France, Etats-Unis, Europe : Des twin deficits destructeurs. (E&S n°227)

 

Humeur :

L’Allemagne a encore sauvé la zone euro… pour trois mois.

Angela Merkel a de quoi pavoiser : en un peu plus de trois ans, elle a participé à pas moins de dix plans de sauvetage de la zone euro. Les Sarkozy, Berlusconi, Monti et Draghi peuvent aller se rhabiller. Il faut dire que la Chancelière allemande est le seul dirigeant eurolandais à avoir traversé les quatre dernières années de crise dans leur totalité.

Mieux, en dépit des critiques et de certaines apparences, Mme Merkel a réussi à ancrer l’UEM dans une conception allemande de l’économie. Ainsi, l’Allemagne est définitivement devenue la locomotive économique, financière et politique de la zone euro. La raison de cette triple domination est simple : au cours des dix dernières années, nos voisins germaniques sont les seuls à avoir tenu leurs engagements en termes de modernisation de leurs structures économiques, d’assainissement des dépenses publiques et de réduction des déficits.
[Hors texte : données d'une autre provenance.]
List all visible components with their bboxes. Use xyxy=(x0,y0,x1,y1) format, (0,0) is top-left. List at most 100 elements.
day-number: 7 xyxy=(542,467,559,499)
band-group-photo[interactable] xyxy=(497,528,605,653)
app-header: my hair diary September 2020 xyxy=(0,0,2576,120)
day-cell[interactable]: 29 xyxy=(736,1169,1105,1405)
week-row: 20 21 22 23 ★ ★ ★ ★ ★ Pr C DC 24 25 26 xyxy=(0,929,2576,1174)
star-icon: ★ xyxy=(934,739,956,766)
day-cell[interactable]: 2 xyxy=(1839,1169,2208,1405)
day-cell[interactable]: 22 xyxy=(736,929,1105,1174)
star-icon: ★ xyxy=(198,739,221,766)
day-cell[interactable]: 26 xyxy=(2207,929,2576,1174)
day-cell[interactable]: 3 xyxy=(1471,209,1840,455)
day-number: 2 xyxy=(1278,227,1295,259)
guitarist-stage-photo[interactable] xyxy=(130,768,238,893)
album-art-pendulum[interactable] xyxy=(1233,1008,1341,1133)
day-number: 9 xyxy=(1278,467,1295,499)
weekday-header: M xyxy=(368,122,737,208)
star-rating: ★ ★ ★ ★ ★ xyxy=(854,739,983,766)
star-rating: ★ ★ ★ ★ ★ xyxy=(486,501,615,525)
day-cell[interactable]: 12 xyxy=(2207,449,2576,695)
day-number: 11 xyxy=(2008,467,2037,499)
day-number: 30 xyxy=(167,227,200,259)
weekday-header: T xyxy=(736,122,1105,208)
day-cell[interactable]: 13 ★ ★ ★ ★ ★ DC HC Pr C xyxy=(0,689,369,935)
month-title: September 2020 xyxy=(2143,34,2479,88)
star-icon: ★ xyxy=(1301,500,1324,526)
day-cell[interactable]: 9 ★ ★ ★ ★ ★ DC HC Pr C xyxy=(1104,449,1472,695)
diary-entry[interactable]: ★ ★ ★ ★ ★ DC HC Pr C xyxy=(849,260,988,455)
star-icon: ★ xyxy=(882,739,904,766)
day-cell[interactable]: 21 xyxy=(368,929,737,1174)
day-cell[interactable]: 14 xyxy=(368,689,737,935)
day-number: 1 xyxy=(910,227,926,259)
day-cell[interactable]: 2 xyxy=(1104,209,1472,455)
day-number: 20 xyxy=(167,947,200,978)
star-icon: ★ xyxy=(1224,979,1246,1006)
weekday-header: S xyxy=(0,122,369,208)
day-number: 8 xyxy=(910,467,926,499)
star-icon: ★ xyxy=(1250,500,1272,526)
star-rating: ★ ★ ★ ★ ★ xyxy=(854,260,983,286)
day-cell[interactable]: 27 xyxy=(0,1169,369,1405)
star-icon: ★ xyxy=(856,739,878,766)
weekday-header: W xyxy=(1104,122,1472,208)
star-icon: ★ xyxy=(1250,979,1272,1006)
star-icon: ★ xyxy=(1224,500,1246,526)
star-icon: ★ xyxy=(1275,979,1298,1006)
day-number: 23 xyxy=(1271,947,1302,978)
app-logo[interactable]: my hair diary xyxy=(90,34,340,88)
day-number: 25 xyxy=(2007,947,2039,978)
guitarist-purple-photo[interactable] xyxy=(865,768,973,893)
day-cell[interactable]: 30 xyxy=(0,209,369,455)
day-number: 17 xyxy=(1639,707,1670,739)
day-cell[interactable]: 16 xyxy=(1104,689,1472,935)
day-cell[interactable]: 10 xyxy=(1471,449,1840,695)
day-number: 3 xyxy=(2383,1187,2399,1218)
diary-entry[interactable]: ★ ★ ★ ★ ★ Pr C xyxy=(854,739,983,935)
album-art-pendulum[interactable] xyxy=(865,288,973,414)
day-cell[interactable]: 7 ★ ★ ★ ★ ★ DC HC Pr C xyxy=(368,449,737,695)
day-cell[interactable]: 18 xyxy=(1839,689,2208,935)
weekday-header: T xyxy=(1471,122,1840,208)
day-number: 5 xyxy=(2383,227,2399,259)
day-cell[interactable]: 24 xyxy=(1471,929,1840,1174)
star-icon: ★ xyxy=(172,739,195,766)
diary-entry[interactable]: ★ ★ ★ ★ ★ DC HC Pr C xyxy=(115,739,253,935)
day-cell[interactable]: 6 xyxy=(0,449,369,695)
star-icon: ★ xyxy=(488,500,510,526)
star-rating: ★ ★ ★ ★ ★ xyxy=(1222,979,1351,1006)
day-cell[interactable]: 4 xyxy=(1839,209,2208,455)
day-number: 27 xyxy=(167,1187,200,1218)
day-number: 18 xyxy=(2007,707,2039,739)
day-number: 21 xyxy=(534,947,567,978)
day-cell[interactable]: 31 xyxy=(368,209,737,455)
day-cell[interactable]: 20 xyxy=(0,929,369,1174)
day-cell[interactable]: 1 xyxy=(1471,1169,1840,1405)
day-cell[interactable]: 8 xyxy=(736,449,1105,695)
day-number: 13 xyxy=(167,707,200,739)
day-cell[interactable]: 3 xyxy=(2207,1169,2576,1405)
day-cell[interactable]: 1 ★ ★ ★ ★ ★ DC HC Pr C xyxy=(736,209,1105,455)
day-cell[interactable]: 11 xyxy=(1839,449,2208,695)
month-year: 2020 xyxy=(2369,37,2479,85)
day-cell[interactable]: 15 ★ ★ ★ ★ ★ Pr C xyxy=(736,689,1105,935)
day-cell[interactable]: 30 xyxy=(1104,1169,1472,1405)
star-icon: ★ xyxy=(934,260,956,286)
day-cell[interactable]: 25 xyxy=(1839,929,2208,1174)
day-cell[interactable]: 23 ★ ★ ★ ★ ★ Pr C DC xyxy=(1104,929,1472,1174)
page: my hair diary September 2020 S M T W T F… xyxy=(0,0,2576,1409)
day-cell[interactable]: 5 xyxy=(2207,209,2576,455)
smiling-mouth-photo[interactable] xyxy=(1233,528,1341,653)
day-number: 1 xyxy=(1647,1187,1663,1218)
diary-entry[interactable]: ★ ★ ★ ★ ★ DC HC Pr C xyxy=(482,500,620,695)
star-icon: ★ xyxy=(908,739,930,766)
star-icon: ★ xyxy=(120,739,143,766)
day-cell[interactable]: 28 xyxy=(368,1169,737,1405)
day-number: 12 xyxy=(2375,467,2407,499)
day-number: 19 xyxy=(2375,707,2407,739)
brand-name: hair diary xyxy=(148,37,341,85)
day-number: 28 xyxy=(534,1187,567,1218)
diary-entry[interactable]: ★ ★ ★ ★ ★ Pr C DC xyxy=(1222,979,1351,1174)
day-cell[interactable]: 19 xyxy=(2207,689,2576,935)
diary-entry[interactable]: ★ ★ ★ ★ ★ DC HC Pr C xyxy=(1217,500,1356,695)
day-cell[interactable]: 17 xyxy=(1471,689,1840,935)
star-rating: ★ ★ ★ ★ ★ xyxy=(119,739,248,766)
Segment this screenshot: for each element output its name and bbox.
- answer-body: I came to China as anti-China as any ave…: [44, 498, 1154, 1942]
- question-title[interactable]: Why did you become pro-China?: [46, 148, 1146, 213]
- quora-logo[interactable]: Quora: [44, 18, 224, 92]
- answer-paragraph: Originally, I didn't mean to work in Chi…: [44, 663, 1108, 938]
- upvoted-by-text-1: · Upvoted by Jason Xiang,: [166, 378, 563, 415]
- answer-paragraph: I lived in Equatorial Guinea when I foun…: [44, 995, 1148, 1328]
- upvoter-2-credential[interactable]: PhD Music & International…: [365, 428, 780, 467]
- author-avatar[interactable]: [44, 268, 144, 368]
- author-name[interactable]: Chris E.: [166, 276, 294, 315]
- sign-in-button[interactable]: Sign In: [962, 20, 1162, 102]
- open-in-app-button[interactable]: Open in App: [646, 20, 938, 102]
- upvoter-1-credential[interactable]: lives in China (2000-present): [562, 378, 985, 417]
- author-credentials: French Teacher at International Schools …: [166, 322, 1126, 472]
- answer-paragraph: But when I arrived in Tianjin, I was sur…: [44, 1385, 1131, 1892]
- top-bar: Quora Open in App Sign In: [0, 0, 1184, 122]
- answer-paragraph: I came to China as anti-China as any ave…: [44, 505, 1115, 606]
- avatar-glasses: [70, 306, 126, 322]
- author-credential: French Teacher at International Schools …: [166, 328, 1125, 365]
Bien loin de ce sens du sacrifice et de la responsabilité, la France n’a cessé d’augmenter le poids des dépenses publiques dans le PIB et de refuser de modernisation son économie, en particulier son marché du travail. Dans ce cadre, alors qu’il y a encore une décennie, la France pouvait imposer sa voix devant celle de l’Allemagne à l’ensemble de la zone euro, elle est aujourd’hui contrainte de courber l’échine.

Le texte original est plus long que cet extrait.